By Mike Cronin
The Senate trial of President Trump is fertile ground for misinformation and disinformation. We can’t fix the politics here, but at least we can examine the battlefield and the likely outcome. While the proceeding is a “trial,” it’s as much political theater as it is a legal hearing. Certainly, it does not operate under the same rules and standards as a criminal trial:
- The judge (Supreme Court Chief Justice John Roberts) may bang the gavel and make initial rulings on evidence and witnesses, but he has little or no standing to make final rulings on case law, facts, objections, and so forth. He is basically reduced to facilitating. His presence is essentially ceremonial. The Senate is “borrowing” the prestige of the court.
- The alleged offenses don’t necessarily have to be violations of any specific US Code. The House of Representatives can attempt to align almost any charge as a “misdemeanor” in order to meet the constitutional standard for impeachment: “Treason, Bribery, and High Crimes and Misdemeanors.” In effect, this is what the House did by charging the president with “Abuse of Power” and “Obstruction of Congress.”
- By the same token, the Senate can acquit the president on the grounds that the charges in the Articles of Impeachment are not Treason, Bribery, High Crimes, or Misdemeanors, or indeed crimes at all, and thus are not impeachable offenses. As of press time, all indications are that this is what will occur.
- The Standards of Evidence are whatever the Senate agrees they are.

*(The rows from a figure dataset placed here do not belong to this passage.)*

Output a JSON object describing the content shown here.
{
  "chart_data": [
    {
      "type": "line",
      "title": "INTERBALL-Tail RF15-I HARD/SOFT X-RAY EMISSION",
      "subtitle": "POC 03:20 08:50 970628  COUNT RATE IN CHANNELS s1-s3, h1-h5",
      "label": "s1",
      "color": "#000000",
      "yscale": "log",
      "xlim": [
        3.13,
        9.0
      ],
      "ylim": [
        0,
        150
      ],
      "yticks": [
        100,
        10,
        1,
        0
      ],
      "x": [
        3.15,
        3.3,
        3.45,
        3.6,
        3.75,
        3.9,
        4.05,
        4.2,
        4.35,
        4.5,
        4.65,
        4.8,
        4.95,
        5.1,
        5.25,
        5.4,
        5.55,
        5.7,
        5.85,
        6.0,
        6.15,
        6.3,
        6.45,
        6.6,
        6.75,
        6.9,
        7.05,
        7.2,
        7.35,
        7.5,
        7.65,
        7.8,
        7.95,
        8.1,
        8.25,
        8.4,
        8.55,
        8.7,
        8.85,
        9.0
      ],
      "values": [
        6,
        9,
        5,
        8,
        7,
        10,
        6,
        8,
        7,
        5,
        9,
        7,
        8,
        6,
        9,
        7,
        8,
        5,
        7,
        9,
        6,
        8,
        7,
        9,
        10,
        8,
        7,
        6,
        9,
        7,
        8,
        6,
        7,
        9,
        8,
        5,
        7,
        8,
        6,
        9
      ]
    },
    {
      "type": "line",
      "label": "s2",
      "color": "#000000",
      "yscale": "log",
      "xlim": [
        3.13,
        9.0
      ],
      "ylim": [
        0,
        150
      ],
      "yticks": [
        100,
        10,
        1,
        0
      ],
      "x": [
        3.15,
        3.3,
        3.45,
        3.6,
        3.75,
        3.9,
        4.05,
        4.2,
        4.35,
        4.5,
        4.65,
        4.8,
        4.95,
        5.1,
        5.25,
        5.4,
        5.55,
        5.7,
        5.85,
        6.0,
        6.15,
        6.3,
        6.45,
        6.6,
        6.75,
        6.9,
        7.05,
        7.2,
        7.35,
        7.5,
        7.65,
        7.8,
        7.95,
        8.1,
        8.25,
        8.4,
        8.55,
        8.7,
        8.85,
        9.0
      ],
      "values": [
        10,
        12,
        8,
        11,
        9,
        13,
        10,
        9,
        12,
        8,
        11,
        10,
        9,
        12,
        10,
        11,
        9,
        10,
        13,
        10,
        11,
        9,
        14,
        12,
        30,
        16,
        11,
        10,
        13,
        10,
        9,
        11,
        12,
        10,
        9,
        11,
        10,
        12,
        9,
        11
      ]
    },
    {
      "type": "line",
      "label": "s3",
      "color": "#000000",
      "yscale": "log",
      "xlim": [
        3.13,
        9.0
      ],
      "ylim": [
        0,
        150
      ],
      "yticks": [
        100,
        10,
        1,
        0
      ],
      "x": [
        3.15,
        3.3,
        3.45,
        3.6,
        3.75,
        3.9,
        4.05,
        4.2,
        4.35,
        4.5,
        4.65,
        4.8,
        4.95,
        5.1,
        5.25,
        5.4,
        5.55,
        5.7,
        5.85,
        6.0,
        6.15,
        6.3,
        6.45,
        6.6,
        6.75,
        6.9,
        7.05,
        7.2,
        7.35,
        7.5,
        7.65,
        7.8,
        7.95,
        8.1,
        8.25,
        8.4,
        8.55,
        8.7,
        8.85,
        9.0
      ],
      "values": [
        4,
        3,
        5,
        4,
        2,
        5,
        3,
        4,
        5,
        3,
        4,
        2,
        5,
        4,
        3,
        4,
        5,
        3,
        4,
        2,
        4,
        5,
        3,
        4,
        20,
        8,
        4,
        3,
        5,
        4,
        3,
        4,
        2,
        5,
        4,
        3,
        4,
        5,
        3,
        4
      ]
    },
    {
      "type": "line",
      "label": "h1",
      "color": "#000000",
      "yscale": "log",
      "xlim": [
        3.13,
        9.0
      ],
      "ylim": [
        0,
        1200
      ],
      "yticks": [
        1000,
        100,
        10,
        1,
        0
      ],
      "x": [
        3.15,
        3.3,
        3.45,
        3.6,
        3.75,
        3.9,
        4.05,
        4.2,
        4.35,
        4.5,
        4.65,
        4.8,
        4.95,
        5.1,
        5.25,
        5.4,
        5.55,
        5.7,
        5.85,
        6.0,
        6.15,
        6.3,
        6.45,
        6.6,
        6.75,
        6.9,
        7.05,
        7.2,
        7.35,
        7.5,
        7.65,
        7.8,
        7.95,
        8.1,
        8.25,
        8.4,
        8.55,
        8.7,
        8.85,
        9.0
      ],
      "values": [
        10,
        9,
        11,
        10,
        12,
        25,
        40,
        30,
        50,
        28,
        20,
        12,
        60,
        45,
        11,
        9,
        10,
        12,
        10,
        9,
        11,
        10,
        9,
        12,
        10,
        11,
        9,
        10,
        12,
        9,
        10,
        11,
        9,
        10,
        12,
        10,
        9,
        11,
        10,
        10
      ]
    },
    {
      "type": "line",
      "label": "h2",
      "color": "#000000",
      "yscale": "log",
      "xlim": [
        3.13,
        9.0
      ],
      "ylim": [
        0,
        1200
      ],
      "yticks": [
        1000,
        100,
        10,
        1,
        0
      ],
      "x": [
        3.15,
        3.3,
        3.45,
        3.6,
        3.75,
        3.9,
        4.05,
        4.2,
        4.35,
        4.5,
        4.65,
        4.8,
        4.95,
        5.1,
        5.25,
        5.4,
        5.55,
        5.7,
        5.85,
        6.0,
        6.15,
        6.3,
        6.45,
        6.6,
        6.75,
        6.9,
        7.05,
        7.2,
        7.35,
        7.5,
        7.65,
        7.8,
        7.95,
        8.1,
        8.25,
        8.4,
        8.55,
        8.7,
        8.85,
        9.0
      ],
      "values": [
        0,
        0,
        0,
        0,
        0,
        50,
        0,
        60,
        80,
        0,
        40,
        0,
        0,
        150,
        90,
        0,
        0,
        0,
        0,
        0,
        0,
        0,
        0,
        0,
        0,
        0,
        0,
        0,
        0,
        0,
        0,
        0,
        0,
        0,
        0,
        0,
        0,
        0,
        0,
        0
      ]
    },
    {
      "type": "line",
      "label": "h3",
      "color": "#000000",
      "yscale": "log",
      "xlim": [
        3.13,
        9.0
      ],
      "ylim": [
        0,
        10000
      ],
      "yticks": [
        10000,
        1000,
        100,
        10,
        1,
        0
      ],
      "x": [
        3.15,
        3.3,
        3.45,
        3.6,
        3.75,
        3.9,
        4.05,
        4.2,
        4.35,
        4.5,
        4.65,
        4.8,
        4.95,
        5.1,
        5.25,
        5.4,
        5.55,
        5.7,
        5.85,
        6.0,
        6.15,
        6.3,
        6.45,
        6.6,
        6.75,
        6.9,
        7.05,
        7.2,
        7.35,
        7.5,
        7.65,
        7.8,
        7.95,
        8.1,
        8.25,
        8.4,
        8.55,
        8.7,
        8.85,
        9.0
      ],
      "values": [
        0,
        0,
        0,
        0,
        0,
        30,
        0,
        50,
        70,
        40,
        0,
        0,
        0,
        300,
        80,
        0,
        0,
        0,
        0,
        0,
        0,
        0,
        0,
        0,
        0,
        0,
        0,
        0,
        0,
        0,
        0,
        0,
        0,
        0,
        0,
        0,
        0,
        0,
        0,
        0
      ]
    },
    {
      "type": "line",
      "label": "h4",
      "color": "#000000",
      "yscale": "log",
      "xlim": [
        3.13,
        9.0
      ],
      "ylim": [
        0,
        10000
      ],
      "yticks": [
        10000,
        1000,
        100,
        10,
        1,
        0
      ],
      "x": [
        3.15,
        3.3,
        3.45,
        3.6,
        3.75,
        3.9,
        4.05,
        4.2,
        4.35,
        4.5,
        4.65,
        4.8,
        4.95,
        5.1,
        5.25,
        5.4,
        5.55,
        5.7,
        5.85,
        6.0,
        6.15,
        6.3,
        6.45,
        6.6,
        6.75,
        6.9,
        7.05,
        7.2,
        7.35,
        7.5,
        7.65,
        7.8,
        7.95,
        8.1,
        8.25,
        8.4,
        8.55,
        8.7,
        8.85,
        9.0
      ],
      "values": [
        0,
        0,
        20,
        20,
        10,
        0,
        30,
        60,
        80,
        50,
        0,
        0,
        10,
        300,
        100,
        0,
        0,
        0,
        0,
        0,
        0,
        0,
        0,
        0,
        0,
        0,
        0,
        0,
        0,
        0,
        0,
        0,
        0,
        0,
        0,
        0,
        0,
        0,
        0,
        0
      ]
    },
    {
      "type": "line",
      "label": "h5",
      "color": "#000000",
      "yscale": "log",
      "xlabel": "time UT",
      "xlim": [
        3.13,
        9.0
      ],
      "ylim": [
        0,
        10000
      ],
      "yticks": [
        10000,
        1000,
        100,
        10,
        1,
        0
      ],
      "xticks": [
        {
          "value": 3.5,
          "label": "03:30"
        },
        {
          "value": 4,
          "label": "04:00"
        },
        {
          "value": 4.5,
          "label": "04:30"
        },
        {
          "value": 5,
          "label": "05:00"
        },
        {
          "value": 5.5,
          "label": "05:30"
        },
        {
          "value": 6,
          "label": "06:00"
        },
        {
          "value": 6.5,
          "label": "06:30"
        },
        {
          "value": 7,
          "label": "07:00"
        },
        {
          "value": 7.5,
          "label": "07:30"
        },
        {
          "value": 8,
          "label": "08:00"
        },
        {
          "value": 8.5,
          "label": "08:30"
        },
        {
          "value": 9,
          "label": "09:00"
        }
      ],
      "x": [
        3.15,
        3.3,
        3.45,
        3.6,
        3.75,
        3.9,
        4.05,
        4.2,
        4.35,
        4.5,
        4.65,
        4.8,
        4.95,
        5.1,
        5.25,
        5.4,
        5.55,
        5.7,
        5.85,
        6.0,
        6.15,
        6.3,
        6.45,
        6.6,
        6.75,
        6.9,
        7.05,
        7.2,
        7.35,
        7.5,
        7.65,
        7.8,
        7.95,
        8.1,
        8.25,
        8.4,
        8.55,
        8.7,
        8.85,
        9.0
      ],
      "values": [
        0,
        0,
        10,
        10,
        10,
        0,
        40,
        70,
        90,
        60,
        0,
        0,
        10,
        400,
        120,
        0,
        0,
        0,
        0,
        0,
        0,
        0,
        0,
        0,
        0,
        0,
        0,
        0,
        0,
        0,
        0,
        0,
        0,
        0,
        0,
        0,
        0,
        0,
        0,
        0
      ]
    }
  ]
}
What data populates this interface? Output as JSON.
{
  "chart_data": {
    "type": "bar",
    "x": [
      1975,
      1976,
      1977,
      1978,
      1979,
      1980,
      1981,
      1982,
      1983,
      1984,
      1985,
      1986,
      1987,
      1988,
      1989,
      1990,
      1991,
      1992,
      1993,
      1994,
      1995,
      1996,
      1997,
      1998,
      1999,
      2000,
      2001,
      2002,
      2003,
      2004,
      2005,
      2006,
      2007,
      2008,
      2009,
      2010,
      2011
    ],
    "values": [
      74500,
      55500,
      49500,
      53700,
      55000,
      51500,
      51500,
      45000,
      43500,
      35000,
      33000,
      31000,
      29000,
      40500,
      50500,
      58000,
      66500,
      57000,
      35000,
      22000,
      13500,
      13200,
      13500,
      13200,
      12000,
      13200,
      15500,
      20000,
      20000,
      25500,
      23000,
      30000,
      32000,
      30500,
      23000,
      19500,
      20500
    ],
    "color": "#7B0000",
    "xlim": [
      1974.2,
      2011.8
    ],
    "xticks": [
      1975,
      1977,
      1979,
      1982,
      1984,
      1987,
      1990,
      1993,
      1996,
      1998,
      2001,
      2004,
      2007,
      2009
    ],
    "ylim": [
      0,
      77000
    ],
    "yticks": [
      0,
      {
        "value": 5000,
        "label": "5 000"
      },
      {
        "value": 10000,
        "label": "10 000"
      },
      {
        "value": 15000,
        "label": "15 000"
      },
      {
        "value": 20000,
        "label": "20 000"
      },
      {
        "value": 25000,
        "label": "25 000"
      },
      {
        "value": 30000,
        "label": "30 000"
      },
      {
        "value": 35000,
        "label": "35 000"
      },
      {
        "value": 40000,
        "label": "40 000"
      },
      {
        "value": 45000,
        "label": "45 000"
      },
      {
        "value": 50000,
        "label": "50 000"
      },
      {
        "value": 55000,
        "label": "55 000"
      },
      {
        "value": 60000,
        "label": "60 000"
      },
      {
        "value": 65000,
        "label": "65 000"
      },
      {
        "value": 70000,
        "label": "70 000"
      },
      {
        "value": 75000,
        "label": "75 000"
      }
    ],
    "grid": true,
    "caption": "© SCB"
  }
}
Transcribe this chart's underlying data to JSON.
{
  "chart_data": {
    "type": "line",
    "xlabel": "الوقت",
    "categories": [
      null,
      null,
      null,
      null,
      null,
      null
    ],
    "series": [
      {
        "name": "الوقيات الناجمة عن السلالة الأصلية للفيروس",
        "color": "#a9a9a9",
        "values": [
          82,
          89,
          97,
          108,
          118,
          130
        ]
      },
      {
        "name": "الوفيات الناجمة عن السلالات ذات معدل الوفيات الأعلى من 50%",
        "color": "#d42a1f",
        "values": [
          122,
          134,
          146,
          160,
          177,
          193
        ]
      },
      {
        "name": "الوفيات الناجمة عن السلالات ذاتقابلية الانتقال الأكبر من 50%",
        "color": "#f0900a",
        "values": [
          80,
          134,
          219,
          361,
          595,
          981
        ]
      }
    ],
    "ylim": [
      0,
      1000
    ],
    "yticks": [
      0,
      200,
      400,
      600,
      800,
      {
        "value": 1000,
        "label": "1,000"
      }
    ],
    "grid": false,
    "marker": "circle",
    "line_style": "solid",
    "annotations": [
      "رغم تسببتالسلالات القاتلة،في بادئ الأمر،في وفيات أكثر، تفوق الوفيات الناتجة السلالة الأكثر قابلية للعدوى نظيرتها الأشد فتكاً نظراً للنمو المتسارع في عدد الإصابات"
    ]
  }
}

Witnesses can be called, or not, according to the whim of the Senate. (Indeed, the Senate did not call witnesses.)
- The standard for conviction is not “proof beyond reasonable doubt,” or even “the preponderance of the evidence.” It is whatever 2/3rds of the Senate says it is.
- Jurors at trial are supposed to be impartial. However, Senate Jurors don’t don’t take the same oath us regular folks take to sit on a jury. The Senators’ oath says the following (emphasis added):
Senators are compelled to “do impartial justice according to the Constitution and laws.” Note that they are not precisely compelled to actually be impartial about the facts, the evidence, the the defendant, or the allegations, only about doing “justice.” You might think that the distinction is hair-splitting. You might even be right – but meticulous adherence to the exact meaning of words and phrases – hair splitting – is the bread-and-butter of lawyers, no?
So what does that bode for the trial?
The safe bet is that 100 Senators will split into two camps as to what “do impartial justice according to Constitution and laws” means. One camp will see “doing justice to the Constitution and laws” as “requiring strict interpretation of the standards for impeachment,” while the other side will interpret “doing justice” to mean something more along the lines of “disposing of something offensive.”
In other words: All but a handful of Republican Senate Jurors will vote to acquit the president. They will justify their action by asserting the Speaker of the House initiated the impeachment investigation without consent of the full House, which alone has sole authority to conduct impeachment proceedings; and that the House did not follow its own rules during the impeachment investigation, did not provide the president with due process, and failed to even allege the president committed actual, citable violations of US Code, let alone prove he committed impeachable offenses. Meanwhile, all of the Democrat Senators and perhaps the aforementioned handful of Republicans, will vote to convict, justifying that decision with their belief that the president is an offense who deserves to be convicted of something, and that the allegations in the Articles of Impeachment were impeachable and were already adequately “proven” by witness testimony in the House investigation. The votes to convict are highly unlikely to meet the required threshold of 66 (2/3rds of the Senate), so the president is all but sure to be acquitted.